Premièrement, à travers cette antiphrase, le poète déconstruit la poésie amoureuse traditionnelle. À l’époque baroque, les poètes s’amusent à détourner les codes du blason (le poème traditionnel qui fait l’éloge du corps de la femme aimée). Ici, l’antiphrase sert à créer un choc esthétique. En qualifiant des «dents pourries» ou une «lèvre chancreuse» de «rares beautés», Auvray pousse le compliment amoureux jusqu’à l’absurde pour mieux s’en moquer.
Deuxièmement, le poète crée une connivence avec le lecteur grâce aux indices de l’ironie. Pour que l’antiphrase fonctionne, l’auteur doit laisser des indices pour que le lecteur ne prenne pas le texte au premier degré. Ici, l’indice est double. D’une part, l’accumulation de détails repoussants rend le compliment impossible. D’autre part, le poète accoste la femme en l’appelant «exécrable Thessale» (sorcière horrible) dans le même vers. Le mot «exécrable» vient briser la feinte et confirme la violence du blâme caché derrière la louange.

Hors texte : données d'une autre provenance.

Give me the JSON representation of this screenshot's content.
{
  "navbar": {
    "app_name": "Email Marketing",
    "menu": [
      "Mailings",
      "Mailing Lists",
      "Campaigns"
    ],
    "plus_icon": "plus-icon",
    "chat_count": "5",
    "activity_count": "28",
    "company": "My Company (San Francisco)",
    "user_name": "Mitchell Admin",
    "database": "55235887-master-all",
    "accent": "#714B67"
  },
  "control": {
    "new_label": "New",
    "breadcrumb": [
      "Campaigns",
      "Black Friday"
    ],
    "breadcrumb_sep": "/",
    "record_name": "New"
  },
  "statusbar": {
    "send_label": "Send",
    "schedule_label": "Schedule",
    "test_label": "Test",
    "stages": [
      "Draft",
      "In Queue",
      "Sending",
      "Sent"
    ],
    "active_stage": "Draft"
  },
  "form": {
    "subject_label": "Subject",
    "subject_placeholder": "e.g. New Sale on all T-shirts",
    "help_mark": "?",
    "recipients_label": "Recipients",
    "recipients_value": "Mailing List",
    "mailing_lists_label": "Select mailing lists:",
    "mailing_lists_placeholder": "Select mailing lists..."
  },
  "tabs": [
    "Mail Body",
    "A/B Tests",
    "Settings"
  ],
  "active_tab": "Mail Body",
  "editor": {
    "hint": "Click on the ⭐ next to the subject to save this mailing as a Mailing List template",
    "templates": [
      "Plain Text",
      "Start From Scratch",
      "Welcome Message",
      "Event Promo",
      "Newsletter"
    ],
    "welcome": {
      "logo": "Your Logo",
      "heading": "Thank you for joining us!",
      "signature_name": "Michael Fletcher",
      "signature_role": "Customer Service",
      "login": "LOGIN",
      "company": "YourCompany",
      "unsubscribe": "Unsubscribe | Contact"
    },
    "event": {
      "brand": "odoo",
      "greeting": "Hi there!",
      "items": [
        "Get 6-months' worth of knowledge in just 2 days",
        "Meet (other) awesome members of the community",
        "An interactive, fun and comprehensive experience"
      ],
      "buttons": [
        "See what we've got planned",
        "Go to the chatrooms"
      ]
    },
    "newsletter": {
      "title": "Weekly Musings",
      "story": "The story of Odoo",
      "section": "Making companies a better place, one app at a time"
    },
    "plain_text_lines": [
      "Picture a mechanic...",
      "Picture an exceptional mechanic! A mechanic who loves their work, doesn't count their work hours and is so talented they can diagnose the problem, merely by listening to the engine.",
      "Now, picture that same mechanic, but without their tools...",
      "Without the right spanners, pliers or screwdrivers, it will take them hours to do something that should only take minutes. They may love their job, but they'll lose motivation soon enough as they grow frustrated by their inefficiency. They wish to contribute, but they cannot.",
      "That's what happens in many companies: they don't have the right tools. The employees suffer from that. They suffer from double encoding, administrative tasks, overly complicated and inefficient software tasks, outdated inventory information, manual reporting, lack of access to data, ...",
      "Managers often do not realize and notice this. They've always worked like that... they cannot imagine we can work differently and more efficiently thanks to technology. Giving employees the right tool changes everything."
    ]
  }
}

Dernièrement, l’antiphrase permet ici d’humilier la cible du poème. Elle a ici une fonction agressive et défensive. Comme l’indique le titre du poème («À une laide amoureuse de l’auteur»), le poète utilise l’ironie comme une arme pour repousser les avances d’une femme qu’il juge repoussante, en lui renvoyant son illusion de beauté de la manière la plus cruelle possible.